What about timing of the test? As discussed, testing can be risky, both in terms of fatigue and injury. It might be a good idea to avoid testing close to competition. From a psychological point of view, it can be very tempting to test close to competition, as a good result here could increase the athletes confidence at the race; I know from experience that having run a flying 30m personal best 5 days before a big race that it can make you feel really good. But if the test doesn’t go well? How will the athlete bounce back? Again, having run a reasonably slow flying 30m a few days before a race, I speak from experience when I say it can be a weight on your mind. The best time to test is determined by your reasons for testing – if you just want a base line, then test at the start and end of each training block. If you want to collect information on what your athletes training performance looks like when they are in really good (or bad) shape, then testing closer to competitions might be a bit more useful. Testing can also increase motivation for the athlete, so a well-timed testing session can result in improved training performance.
What do I mean by testing? Traditionally, testing refers to a specific session or group of sessions in which athletes can prepare for, and data is collected. But what happens when the electronic timing gates start coming out on a regular basis? Is this testing? It would be naïve to think that athletes don’t pay much attention to their times in these sessions, and compare them to their best ever. Whilst you might think it reasonable and understandable for an athlete’s flying 30m performance to drop off a tenth or so in a training block, is the athlete mature enough to place it all into context? I know I wasn’t. And this then further increases the performance for a good performance next time, when fatigue might be even higher, creating a downwards spiral.

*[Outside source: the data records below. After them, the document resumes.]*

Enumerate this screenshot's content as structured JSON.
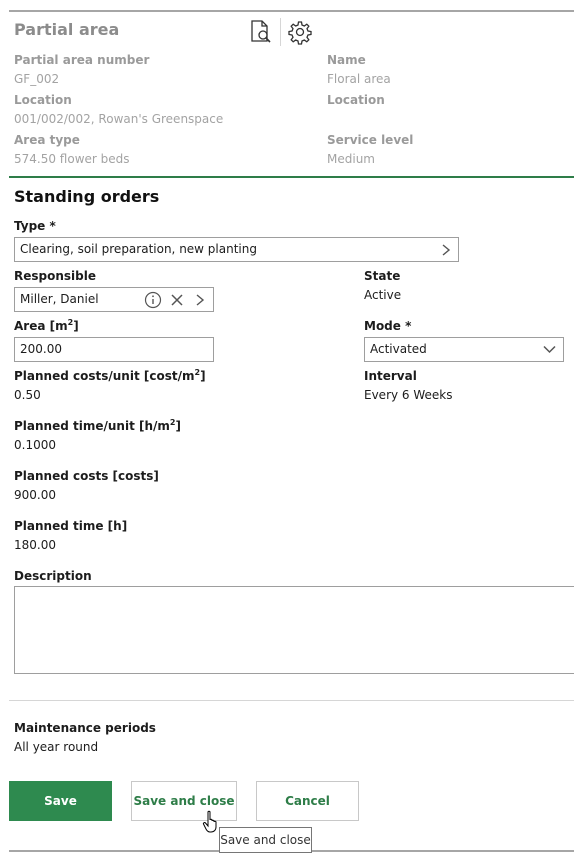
{
  "header": {
    "title": "Partial area",
    "icons": [
      "document-search-icon",
      "gear-icon"
    ]
  },
  "general": {
    "partial_area_number_label": "Partial area number",
    "partial_area_number": "GF_002",
    "name_label": "Name",
    "name": "Floral area",
    "location_label": "Location",
    "location": "001/002/002, Rowan's Greenspace",
    "location_label_right": "Location",
    "area_type_label": "Area type",
    "area_type": "574.50 flower beds",
    "service_level_label": "Service level",
    "service_level": "Medium"
  },
  "standing_orders": {
    "title": "Standing orders",
    "type_label": "Type *",
    "type_value": "Clearing, soil preparation, new planting",
    "responsible_label": "Responsible",
    "responsible_value": "Miller, Daniel",
    "state_label": "State",
    "state_value": "Active",
    "area_label": "Area [m",
    "area_label_sup": "2",
    "area_label_end": "]",
    "area_value": "200.00",
    "mode_label": "Mode *",
    "mode_value": "Activated",
    "planned_costs_unit_label": "Planned costs/unit [cost/m",
    "planned_costs_unit_sup": "2",
    "planned_costs_unit_end": "]",
    "planned_costs_unit_value": "0.50",
    "interval_label": "Interval",
    "interval_value": "Every 6 Weeks",
    "planned_time_unit_label": "Planned time/unit [h/m",
    "planned_time_unit_sup": "2",
    "planned_time_unit_end": "]",
    "planned_time_unit_value": "0.1000",
    "planned_costs_label": "Planned costs [costs]",
    "planned_costs_value": "900.00",
    "planned_time_label": "Planned time [h]",
    "planned_time_value": "180.00",
    "description_label": "Description",
    "description_value": ""
  },
  "maintenance": {
    "label": "Maintenance periods",
    "value": "All year round"
  },
  "buttons": {
    "save": "Save",
    "save_and_close": "Save and close",
    "cancel": "Cancel"
  },
  "tooltip": {
    "text": "Save and close"
  },
  "colors": {
    "accent_green": "#2e8a4f",
    "divider_green": "#2e7d48"
  }
}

In sports outside of track and field, testing should also take into account positional differences. Another sport in which I was involved, bobsleigh, uses a specific set of performance measures in squad selection. One of these is a trolley push over 45m, with 15m-45m (i.e. 30m) timed, and comparison across individuals made. Consider for a second the individual performance requirements within a 4-man bobsleigh; the pilot tends to push for about 20-25m. The second man generally won’t push for more than 30-35m, whilst the last man (number 4) could conceivably push for the full 45m in competition. Is it therefore fair to hold all the different positions to the same standard – especially when what makes a good second man is not that same as what makes a good fourth man? Will the second man’s performance suffer in training for a good test performance, when instead he should be focusing primarily on the first 25m? Again, I’m not sure of the answer, but it’s certainly something to consider with squad based testing. Similarly in soccer, you wouldn’t expect a goalkeeper to outperform a full-back in a repeated run test, so why subject them to the same test?
In conclusion, it might seem like I am against testing. I’m not. I think testing is a powerful tool, especially for testing the mental ability and resilience of your athletes through graded exposure to stress. I do, however, think it can often be overused, or used for the wrong reasons, or even incorrectly. Hopefully this article has given you some questions to consider when it comes to testing, so that the performance of your athletes can be enhanced.